Michele K. Short / Universal Pictures (Queen Latifah, Tiffany Haddish and Jada Pinkett Smith in "Girls Trip.")
Michele K. Short / Universal Pictures (Queen Latifah, Tiffany Haddish and Jada Pinkett Smith in "Girls Trip.")

Jada Pinkett Smith is not taking the omission of her film and its breakout star (Tiffany Haddish) from Monday’s Golden Globe nominations lightly. The “Girls Trip” star took to Twitter on Tuesday to voice her discontent, alleging that the Hollywood Foreign Press Assn. did not even watch the film. 

“I'm not upset about @TiffanyHaddish or @GirlsTripMovie not getting a [nomination]... I'm discouraged about the fact that the Hollywood Foreign Press/@goldenglobes wouldn't even WATCH the movie,” she wrote. 

“Girls Trip” stars Pinkett Smith, Haddish, Queen Latifah and Regina Hall as a group of friends reconnecting, after years apart, on a trip to New Orleans’ annual Essence Music Festival. The film, which pulled $115 million at the box office, received positive reviews while Haddish’s performance was likened to that of Melissa McCarthy in “Bridesmaids.” (Although McCarthy did not receive a Golden Globe nomination for that performance, it did land her an Oscar nomination.)

According to a source with the HFPA, an official screening was held July 18.

Universal, the studio releasing the picture, confirmed that there was a screening for the HFPA. It also said that invitations were sent to the group for the film’s premiere and that members received screeners. But a news conference for the group was forgone as HFPA members did not travel to New Orleans, where the film was junketing —  which Pinkett Smith also alluded to in her tweets.
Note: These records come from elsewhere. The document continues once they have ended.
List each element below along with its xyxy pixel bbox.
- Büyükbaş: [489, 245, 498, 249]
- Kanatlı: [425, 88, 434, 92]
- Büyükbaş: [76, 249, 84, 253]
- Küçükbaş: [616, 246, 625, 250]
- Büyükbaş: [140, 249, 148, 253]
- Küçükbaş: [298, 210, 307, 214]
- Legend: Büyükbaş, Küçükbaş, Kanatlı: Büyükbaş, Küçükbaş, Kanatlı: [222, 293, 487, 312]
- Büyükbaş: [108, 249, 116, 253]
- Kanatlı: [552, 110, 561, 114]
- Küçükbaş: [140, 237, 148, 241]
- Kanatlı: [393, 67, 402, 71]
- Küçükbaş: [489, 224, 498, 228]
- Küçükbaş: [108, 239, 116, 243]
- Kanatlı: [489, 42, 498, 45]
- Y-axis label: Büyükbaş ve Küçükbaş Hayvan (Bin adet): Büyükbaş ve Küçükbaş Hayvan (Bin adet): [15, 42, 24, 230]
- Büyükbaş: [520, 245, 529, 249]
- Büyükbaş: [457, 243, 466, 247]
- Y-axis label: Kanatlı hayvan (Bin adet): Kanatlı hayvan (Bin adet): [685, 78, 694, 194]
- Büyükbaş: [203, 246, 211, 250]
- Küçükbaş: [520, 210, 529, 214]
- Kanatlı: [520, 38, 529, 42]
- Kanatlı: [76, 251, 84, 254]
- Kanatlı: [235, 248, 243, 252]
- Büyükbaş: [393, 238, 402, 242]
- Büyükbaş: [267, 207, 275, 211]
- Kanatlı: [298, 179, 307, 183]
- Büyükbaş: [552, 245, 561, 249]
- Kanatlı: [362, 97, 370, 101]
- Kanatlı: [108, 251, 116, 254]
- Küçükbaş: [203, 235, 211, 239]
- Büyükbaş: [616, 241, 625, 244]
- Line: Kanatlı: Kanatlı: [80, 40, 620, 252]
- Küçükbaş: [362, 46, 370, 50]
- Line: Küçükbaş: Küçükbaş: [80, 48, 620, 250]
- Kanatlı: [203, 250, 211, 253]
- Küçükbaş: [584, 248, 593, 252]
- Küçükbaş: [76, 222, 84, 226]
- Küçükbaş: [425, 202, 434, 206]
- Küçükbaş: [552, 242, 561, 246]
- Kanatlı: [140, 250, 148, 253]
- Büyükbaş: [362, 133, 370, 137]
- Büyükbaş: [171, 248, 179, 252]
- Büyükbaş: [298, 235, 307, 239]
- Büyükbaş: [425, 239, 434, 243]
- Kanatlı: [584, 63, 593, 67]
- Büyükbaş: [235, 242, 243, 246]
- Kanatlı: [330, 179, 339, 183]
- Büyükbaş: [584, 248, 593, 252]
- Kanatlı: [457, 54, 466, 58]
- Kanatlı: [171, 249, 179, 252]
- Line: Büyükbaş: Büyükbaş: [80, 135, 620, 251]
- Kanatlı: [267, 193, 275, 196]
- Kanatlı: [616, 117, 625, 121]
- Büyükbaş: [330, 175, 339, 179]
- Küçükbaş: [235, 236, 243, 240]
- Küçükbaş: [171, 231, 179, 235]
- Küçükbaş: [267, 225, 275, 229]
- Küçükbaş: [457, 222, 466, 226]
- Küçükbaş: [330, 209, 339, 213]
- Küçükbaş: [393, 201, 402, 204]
She said she was voicing her concerns not to shame the Globes voters but to prompt a “discussion [about] an antiquated system.” She also said that she would not “invalidate all the many journalist[s] and people from all walks of life who have supported this movie by defining the [omission] as simply ... racism.”

“Hollywood has systems in place that must learn to expand its concepts of race, gender equality and inclusion in regard[s] to its perceptions of art across the board,” she said, noting that “The Big Sick” was also wrongly snubbed, and commenting on the controversy around Jordan Peele’s “Get Out” being dubbed a comedy for nomination purposes. “[It] illuminates the depths of the sunken place ... for real,” she said.

Hopes to see Haddish’s name throughout award season are not unfounded, despite her being left off many critics’ prediction lists. The comedian did net honors for her performance from the New York Film Critics Circle and the African American Film Critics Assn., among others.